El federal se agachó, en posición de disparo, y se dirigió hacia el espacio entre la caseta de los perros y la casa. Tenía el brazo con el que sostenía el arma levantado y se movía como una veleta mientras apuntaba a asaltantes que ella ni siquiera atisbaba a ver. Apretó el gatillo y un deslumbrante fogonazo salió del cañón de su arma. Junto a ella, a unos pocos centímetros de su hombro izquierdo, un siervo cayó lentamente al suelo, retorciéndose de dolor.

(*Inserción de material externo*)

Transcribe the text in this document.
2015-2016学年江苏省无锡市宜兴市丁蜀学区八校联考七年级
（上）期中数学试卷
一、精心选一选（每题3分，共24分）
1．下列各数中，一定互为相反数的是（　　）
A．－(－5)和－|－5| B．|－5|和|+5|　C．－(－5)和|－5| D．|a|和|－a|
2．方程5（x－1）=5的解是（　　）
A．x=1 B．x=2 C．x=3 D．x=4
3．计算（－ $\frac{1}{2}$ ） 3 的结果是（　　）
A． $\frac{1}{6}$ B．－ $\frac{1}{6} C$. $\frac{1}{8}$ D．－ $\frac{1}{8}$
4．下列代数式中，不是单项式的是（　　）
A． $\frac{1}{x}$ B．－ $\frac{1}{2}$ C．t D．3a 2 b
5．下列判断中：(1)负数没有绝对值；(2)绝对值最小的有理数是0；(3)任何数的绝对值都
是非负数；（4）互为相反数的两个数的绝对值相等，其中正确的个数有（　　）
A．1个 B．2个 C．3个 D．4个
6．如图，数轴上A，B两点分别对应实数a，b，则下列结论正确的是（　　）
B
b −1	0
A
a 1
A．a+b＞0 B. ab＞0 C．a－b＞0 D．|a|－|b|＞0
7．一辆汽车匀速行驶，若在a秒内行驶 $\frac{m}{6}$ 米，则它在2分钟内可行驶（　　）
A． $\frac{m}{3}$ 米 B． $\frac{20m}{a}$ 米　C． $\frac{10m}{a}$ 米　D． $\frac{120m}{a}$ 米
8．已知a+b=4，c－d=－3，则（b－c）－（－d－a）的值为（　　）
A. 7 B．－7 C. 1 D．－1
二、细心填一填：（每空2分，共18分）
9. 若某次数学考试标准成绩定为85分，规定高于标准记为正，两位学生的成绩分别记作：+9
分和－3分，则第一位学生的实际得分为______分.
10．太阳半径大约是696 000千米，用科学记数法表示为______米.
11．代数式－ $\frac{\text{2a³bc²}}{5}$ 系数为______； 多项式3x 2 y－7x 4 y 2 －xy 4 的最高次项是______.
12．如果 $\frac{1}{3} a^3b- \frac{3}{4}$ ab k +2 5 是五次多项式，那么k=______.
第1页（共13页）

Arkeley dio media vuelta y volvió a disparar... y acto seguido realizó un tercer disparo. Las sombras aullaban y se agitaban en la oscuridad, pero salían sin parar, como si emergieran de la noche, como si se estuvieran descolgando de las nubes iluminadas por la luna. Una sierva saltó sobre los hombros de Arkeley y le mordió el cuello con sus afilados dientes. El federal le aplastó La nariz con el puño que le quedaba libre y se la quitó de encima. Otro engendro se lanzó rodando contra sus piernas y lo obligó a hincar una rodilla. Arkeley le disparó en el pecho y el monstruo cayó de espaldas.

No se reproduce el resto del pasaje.